Nesse cenário, a combinação entre petróleo mais caro, juros futuros americanos próximos das máximas e maiores expectativas de juros nos Estados Unidos pressionou os mercados acionários. Parente afirma que o movimento também ajuda a explicar a alta do dólar e dos juros futuros no Brasil.
“Com o mercado em nível de estresse, os investidores fogem das alocações de risco correndo para ativos mais seguros (compra de dólar) e precificando mais alta de juros nos EUA, o que tende a gerar impacto na curva de juro futura pelas maiores expectativas de inflação e consequentemente, menores chances de corte de juros (alta do DI Futuro).”

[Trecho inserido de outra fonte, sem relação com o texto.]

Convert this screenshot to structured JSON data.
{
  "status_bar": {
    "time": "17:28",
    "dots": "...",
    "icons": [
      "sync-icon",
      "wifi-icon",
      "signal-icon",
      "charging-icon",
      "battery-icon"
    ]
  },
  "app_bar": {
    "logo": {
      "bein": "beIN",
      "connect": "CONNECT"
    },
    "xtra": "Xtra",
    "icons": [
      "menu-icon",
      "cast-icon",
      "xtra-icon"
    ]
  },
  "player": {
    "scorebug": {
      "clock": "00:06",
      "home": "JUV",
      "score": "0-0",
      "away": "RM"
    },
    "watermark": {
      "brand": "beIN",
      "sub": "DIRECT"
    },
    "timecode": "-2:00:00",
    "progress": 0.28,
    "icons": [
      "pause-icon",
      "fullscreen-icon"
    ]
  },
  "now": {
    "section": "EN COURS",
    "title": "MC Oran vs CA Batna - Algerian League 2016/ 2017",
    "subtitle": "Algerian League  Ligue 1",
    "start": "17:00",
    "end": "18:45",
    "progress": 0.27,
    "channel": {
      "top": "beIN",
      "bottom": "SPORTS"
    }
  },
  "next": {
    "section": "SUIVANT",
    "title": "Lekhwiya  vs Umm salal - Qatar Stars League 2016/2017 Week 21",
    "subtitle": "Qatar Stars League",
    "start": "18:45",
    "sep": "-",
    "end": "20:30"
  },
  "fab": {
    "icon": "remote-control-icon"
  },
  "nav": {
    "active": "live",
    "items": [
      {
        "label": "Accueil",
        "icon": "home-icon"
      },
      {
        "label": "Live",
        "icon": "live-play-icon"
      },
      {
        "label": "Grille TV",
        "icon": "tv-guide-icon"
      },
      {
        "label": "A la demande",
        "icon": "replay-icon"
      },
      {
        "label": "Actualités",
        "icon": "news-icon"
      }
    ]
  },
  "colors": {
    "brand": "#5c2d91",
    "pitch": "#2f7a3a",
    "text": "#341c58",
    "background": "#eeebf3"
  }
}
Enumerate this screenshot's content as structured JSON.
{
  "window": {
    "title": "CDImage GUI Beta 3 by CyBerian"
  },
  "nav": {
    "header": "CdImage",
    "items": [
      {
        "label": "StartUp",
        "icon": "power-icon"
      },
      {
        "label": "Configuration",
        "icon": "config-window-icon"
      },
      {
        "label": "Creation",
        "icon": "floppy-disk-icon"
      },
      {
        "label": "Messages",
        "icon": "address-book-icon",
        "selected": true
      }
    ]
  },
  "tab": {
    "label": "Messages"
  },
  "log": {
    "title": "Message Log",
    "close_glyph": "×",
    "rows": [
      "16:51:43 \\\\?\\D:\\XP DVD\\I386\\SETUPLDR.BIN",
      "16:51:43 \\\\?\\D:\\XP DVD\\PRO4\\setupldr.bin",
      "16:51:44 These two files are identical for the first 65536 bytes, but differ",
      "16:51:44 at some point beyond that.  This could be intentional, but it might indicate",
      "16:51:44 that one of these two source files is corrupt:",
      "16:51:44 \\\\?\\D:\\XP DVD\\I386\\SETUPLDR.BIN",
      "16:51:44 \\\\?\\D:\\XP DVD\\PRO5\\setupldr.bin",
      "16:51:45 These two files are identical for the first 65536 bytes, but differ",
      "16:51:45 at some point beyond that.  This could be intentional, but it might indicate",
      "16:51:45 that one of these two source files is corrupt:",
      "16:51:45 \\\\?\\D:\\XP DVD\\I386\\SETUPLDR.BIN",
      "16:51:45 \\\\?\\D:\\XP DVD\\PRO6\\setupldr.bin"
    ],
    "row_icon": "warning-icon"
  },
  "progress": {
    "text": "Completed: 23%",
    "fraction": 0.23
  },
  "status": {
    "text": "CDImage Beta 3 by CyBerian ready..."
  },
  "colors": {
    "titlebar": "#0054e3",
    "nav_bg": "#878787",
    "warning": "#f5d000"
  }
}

Petroleiras e exportadoras
Entre as altas do pregão, ações de empresas exportadoras e ligadas a commodities, como CSN (CSNA3), Embraer (EMBJ3) e Petrobras (PETR3; PETR4), foram beneficiadas pelo movimento do dólar e de seus respectivos mercados de atuação.
Na outra ponta, papéis mais sensíveis aos juros, como Tenda (TEND3), Vamos (VAMO3) e Magazine Luiza (MGLU3), ficaram entre as maiores quedas, acompanhando a alta dos juros futuros.
Para Eduardo Gonçalves, gestor de portfólio da Aurum Wealth Management, o movimento desta quarta-feira representa uma mudança em relação ao ambiente observado nos últimos dias. Além da pressão externa, o gestor cita uma realização dos ganhos recentes da bolsa.
“O movimento contrário que vemos hoje vem muito em função da alta do petróleo e dos aumentos da tensão lá no Oriente Médio. Isso causa uma preocupação com a inflação global que adicionalmente pressiona, acho que todos os mercados emergentes ali, como o Brasil.”
O que observar nos próximos dias
Para Parente, o foco dos investidores deve permanecer dividido entre os acontecimentos externos e a política doméstica. No exterior, a evolução do conflito no Oriente Médio e seus efeitos sobre o petróleo devem continuar no radar, enquanto, no Brasil, novas pesquisas eleitorais podem aumentar a atenção sobre a disputa presidencial.
A agenda econômica também ganha peso, com a reunião do Banco Central Europeu (BCE) e o pedido de auxílio-desemprego nos Estados Unidos entre os indicadores capazes de influenciar as expectativas para os juros globais nos próximos dias, assim como o Índice de Preços ao Consumidor Amplo (IPCA) de agosto e o Ìndice de Preços ao Consumidor (CPI, na sigla em inglês).